# 01 jetta 2.0t build



## creach619 (Jan 30, 2016)

Have some money saved up want to turbo my 01 2.0 jetta but the right way forged pistons etc .. but need some kinda guidance parts list .turbo kits. Witch pistons...or should I swap engine ?


----------



## Eric D (Feb 16, 1999)

You'll get more info in the Technical forum.
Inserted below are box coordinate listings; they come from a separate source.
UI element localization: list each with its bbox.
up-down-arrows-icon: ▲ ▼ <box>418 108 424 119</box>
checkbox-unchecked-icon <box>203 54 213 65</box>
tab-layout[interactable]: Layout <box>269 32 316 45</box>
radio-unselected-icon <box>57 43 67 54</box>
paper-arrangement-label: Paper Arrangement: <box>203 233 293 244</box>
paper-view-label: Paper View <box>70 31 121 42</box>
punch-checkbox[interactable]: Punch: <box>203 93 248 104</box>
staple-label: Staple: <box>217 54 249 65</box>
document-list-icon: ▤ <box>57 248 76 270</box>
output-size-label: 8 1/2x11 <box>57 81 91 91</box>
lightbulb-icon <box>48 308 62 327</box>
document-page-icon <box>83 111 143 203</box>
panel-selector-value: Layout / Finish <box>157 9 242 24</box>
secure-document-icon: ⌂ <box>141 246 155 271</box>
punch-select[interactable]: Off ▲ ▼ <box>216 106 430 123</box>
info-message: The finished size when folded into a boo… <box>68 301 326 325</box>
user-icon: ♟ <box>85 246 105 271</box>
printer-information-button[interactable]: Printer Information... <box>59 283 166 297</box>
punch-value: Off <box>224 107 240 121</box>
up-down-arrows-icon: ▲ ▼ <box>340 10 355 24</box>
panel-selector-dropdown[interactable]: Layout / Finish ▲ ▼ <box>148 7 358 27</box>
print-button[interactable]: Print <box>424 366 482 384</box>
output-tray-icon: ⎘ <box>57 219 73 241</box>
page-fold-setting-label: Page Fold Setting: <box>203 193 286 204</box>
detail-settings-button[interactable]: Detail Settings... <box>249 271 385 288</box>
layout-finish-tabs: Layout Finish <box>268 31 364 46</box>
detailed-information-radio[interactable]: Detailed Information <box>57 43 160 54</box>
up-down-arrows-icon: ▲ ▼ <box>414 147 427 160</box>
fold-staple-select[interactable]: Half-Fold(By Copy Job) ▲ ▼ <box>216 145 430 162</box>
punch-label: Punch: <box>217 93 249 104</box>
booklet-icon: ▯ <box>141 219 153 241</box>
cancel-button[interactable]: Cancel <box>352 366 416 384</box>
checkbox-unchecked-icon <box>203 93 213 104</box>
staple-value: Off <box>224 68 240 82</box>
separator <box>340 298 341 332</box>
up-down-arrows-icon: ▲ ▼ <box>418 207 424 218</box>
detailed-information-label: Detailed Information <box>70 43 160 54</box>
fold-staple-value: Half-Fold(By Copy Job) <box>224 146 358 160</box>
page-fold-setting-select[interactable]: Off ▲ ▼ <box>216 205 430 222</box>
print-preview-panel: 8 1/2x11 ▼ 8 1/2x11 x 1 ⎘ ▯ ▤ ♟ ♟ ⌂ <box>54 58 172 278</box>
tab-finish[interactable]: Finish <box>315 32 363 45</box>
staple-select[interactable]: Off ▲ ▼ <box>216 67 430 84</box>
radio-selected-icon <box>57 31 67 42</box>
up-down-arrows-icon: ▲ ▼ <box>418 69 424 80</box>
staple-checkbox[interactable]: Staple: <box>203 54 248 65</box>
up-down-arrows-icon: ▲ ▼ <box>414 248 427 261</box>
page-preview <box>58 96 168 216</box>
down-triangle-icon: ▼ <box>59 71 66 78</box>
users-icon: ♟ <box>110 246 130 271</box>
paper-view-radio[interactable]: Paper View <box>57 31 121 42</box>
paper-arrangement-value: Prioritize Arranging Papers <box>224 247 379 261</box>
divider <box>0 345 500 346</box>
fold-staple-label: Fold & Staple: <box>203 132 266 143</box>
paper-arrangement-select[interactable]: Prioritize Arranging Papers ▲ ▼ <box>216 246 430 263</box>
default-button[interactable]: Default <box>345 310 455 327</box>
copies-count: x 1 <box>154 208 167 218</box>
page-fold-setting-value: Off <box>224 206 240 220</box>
Here is a link to a 2.0T build.
http://forums.vwvortex.com/showthread.php?5631859-My-Build-2.0T-Stroker-EFR-7670-Audi-TTquattro

Stroker kit.
http://www.performancebyie.com/inte...20v-2-0l-2008cc-stroker-engine-kit-je-9-2-1cr

The main issue I've come across with a 2.0t build is the turbo mounting bolts walking out.
Locking plate was used but it didn't work, wired bolts helped but ideally you'll want to also use a high temp thread locker.
https://store.034motorsport.com/extreme-temp-thread-locker-turbo-rated.html


----------



## Vdub4Life99 (Nov 11, 2012)

I have had a 2.0l and my honest opinion hands down would be to swap the motor to a 1.8t AWP and then mod from there. Good luck and have fun! :beer:


----------